Le Fumoir

El organillero de Montmartre

El organillero de Montmartre.

El organillero de Montmartre. / L. O.

Javier Puga Llopis

Javier Puga Llopis

Me gustan las mañanas en Montmartre. Bajo la rue Burq, donde asoma un castaño esplendoroso hoy desnudo, y aterrizo en Abbesses, su vena cava. El barrio ha perdido algo de la mala nota de hace unos años, esa que sólo tienen las ciudades que merecen la pena, manteniendo su bohemia frente a París, esa gran villa burguesa a los pies de la colina, ese socio ineludible. La plaza de Pigalle une y separa la historia de estas dos ciudades, pues Montmartre se considera serenísima república frente al tráfago de la capital de Francia.

Pigalle siempre fue su barrio rojo, aunque hoy lo es también de parejas jóvenes calzados con Vejas e hijos de un rubio preocupante. Tiene mucho de travelling de peli de los 70, de último tango con putas, dealers y borrachos. Un decorado de esa ciudad canalla a la que cantaba Dutronc en Il est cinq heures…Paris s´éveille y que Claude Lelouch atraviesa con su Ferrari en su carrera por la ciudad desde la antipódica Avenue Foch, en Rendez-vous, su corto de 1976. Los sex-shops y cabarés comparten acera con espetones de kebab y luminosas tiendas de souvenirs que rompen la unanimidad de la noche. Mientras los cafés de asepsia matcha y los restaurantes veganos se multiplican amenazantes como gremlins, todavía se ve en claroscuro alguna meretriz, una fotografía de Brassaï a pie firme en el frío mineral de las callejas tributarias de ese río de neones.

Montmartre es un modo de vivir, una comunidad foral aneja pero no ajena a París, una parroquia empeñada en preservar sus tradiciones, desde la fiesta de la vieira a la del vino nuevo. Porque Montmartre huele a vino. Lo habita un bastión de soldados de la vida, supervivientes de sus propios vicios y atrincherados frente al contagio burgués. Recorren sus calles sin prisa ni descanso, como si pisando el asfalto hicieran vigilia frente al invasor y vendimia de sus esencias.

En esa corte de los milagros el rey era sin duda Michou, un hombre oxigenado, siempre vestido de azul Klein e imitador de todas las estrellas de la ‘chanson’; una mezcla de Elton John y Marujita Díaz, propietario de un cabaré kitsch, donde una vez al año invitaba a cenar a todos los descamisados del lugar. Michou fue institución y su huella sigue indeleble en el que fue su reino.
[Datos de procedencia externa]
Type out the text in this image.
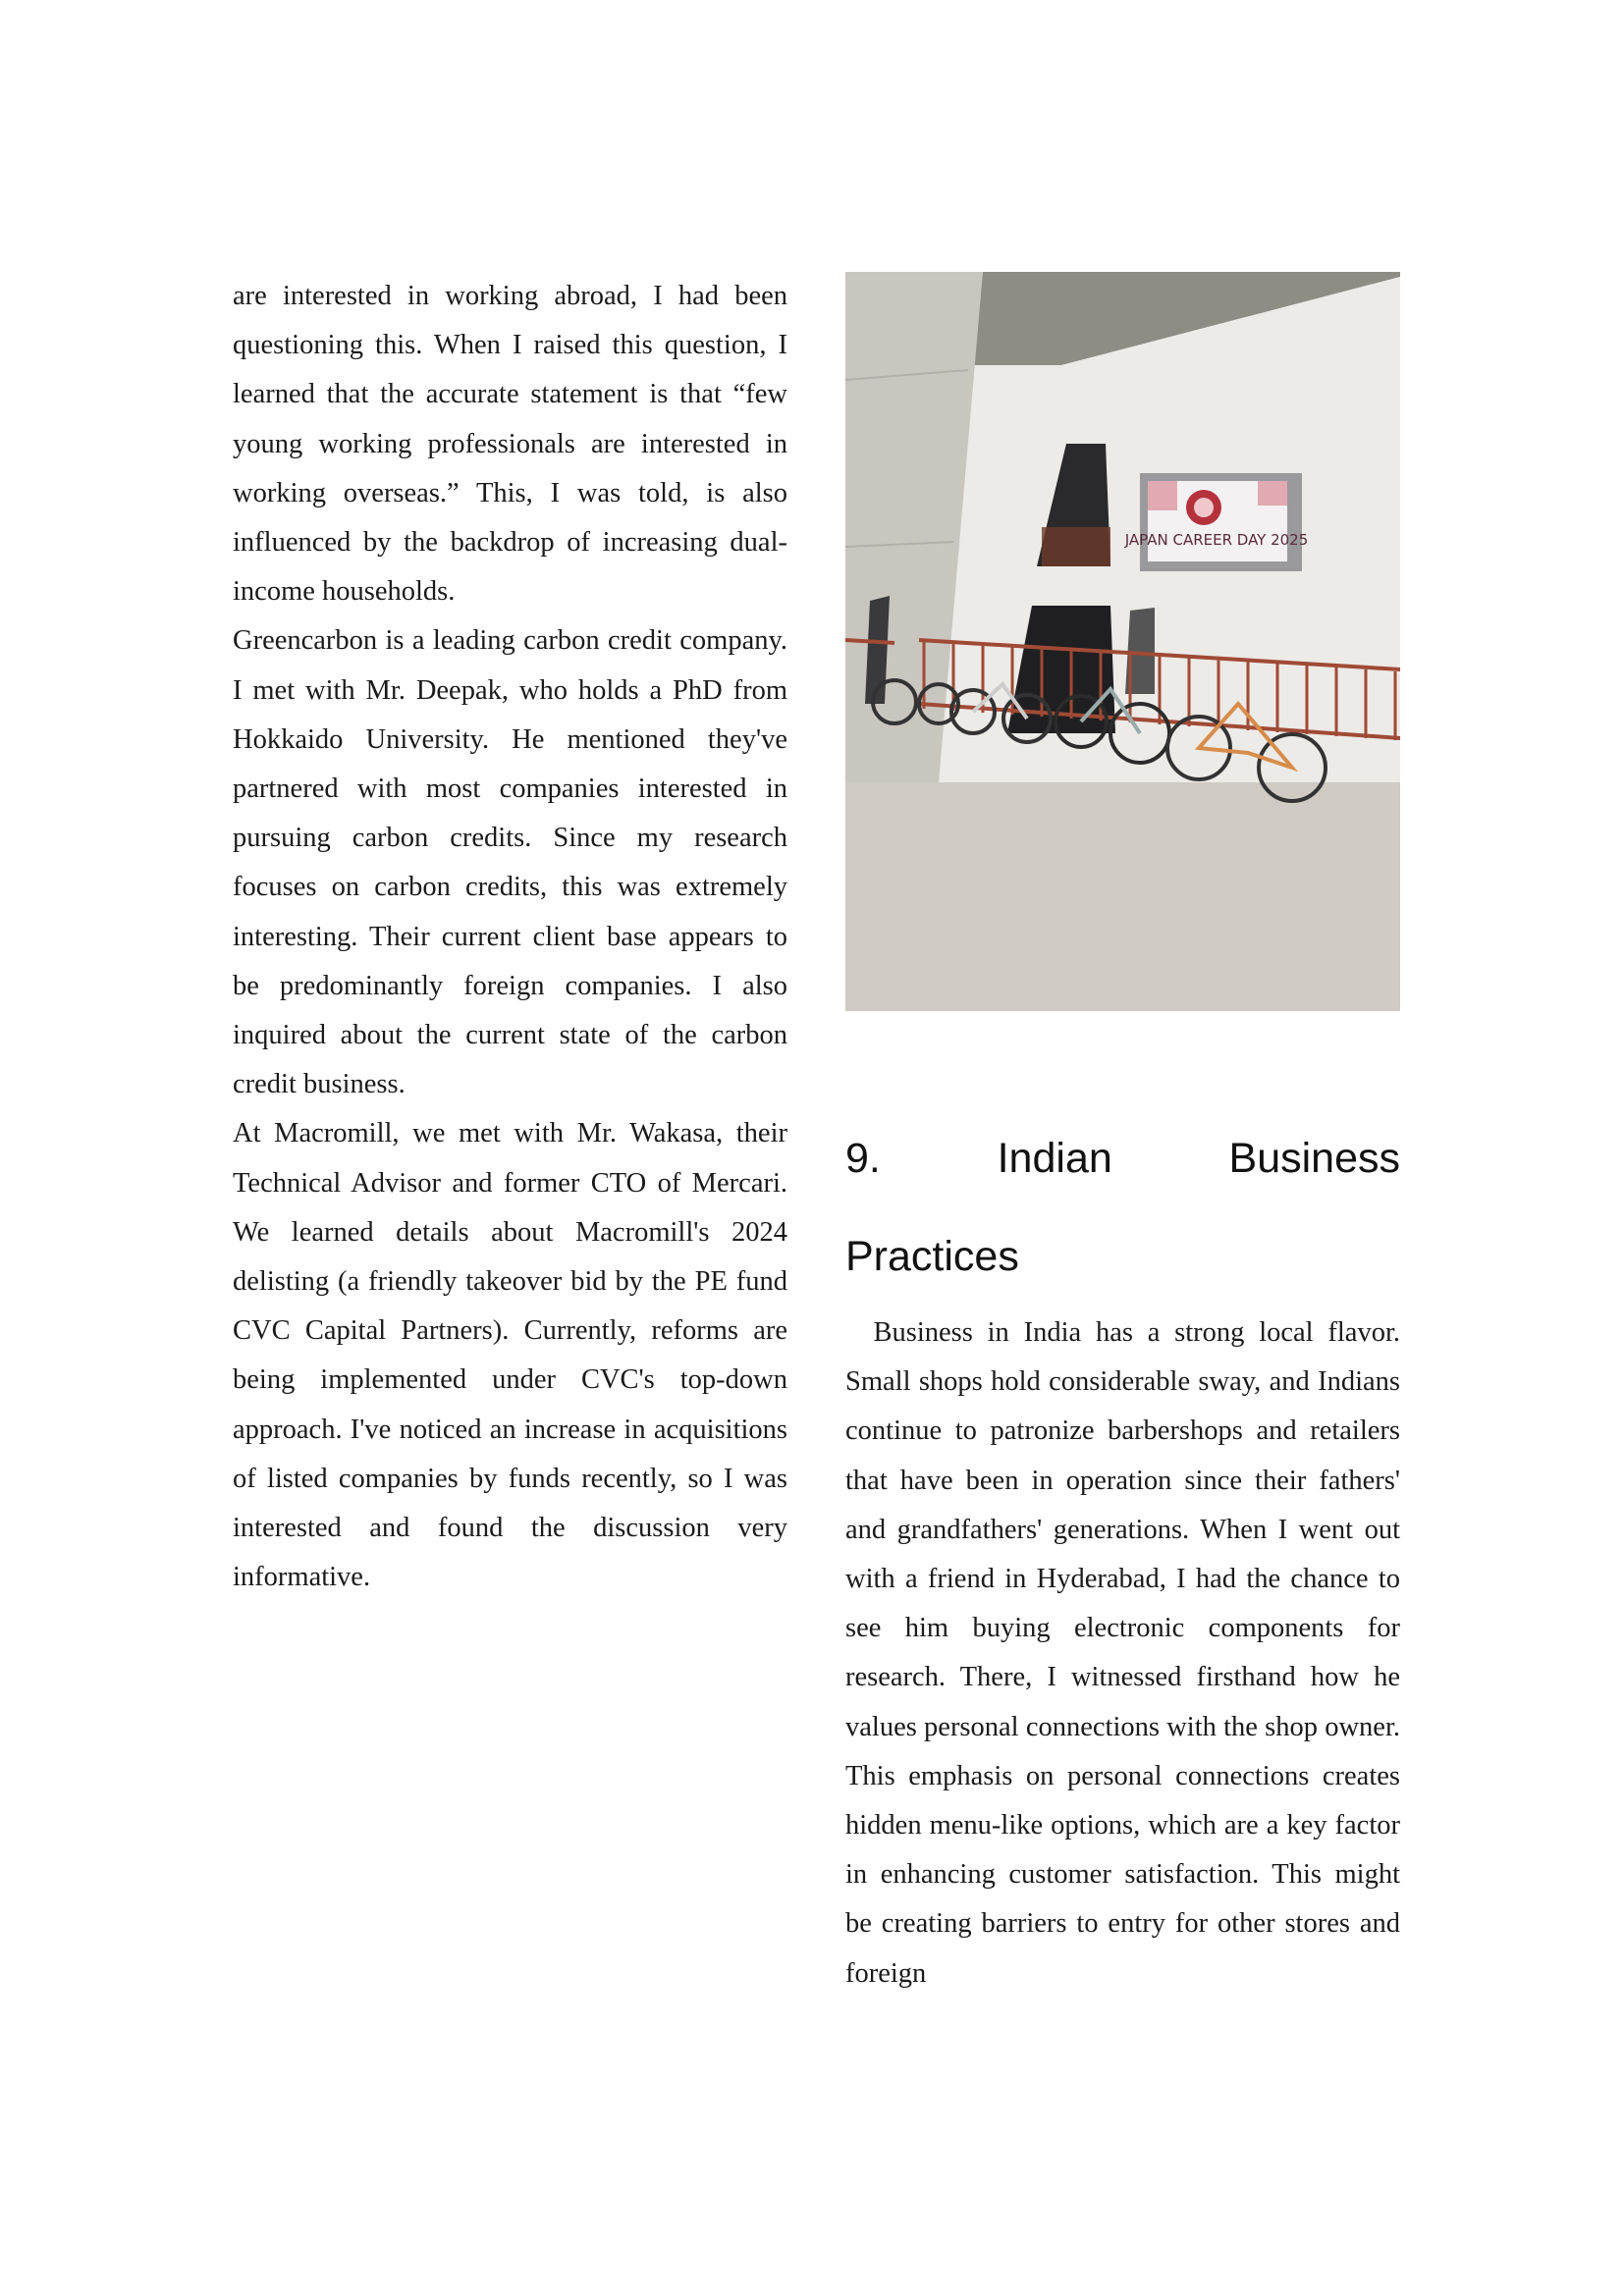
are interested in working abroad, I had been questioning this. When I raised this question, I learned that the accurate statement is that “few young working professionals are interested in working overseas.” This, I was told, is also influenced by the backdrop of increasing dual-income households.

Greencarbon is a leading carbon credit company. I met with Mr. Deepak, who holds a PhD from Hokkaido University. He mentioned they've partnered with most companies interested in pursuing carbon credits. Since my research focuses on carbon credits, this was extremely interesting. Their current client base appears to be predominantly foreign companies. I also inquired about the current state of the carbon credit business.

At Macromill, we met with Mr. Wakasa, their Technical Advisor and former CTO of Mercari. We learned details about Macromill's 2024 delisting (a friendly takeover bid by the PE fund CVC Capital Partners). Currently, reforms are being implemented under CVC's top-down approach. I've noticed an increase in acquisitions of listed companies by funds recently, so I was interested and found the discussion very informative.

JAPAN CAREER DAY 2025
9.	Indian	Business
Practices

Business in India has a strong local flavor. Small shops hold considerable sway, and Indians continue to patronize barbershops and retailers that have been in operation since their fathers' and grandfathers' generations. When I went out with a friend in Hyderabad, I had the chance to see him buying electronic components for research. There, I witnessed firsthand how he values personal connections with the shop owner. This emphasis on personal connections creates hidden menu-like options, which are a key factor in enhancing customer satisfaction. This might be creating barriers to entry for other stores and foreign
Si Michou fue su rey, su zarina fue Dalida, cuyo palacio en lo alto de la ‘butte’ es lugar de peregrinación. Dalida fue una bella anomalía italo-egipcia que desde París triunfó en el mundo entero, con su acento inaudito y una voz profunda que conseguía llevarnos de la dicha a la melancolía en 3 minutos, un demiurgo entre Raffaella Carrà y Umm Kulthum.

Montmartre es una mesa redonda de gentes a las que, como en la cárcel o en el Cielo, nunca hay que preguntarles por su pasado, pues de él huyeron hacia la montaña. Hay allí petimetres pintorescos que a uno le generan simpatía. Uno de ellos es el organillero del barrio. Hoy lo he visto en Abbesses, junto a la pescadería que hace esquina con Lepic.

Gasta barba de lobo de mar y pone la mirada lejos, como oteando las tormentas que la vida anuncia con timidez, mientras su instrumento ronronea clásicos de la música francesa pasados bajo el cedazo monótono de su pianola. No pierde ripio de lo que a su alrededor sucede, mientras da vueltas a la manivela, cubierto con una gorra y ataviado con un bonito chaquetón de cuero verde, como recién salido del maquis. Del manillar de su triciclo cuelga un bote de hojalata en el que algunos viandantes dejan caer unas monedas, un cepillo dominical cuyo tintineo resuena en toda la calle en un eco de fugaz festejo.

A sus pies, junto al carromato, tiene el viejo apilados varios cartones punteados, las partituras que el organillo engulle antes de escupir sus versiones de Piaf a ritmo de chotis. El giro de la manija no puede ser demasiado ‘piano’, pues hay riesgo de hacer caer al peatón en una tristeza irreversible, ni demasiado ‘allegro’, pues las notas se atropellan entre sí y se precipitan al vacío.

Terminado su repertorio, recoge los bártulos y arrastra su instrumento y sus cien kilos de peso hasta el bistró más cercano. Lo aparca en una esquina, como si fuera su perro lazarillo, antes de acodarse en la barra y pagar con esa suma de voluntades el primer o segundo pastís del día, pues en Montmartre es de ley trabajar para vivir. Lo contrario, bien lo saben, sólo conduce a la muerte.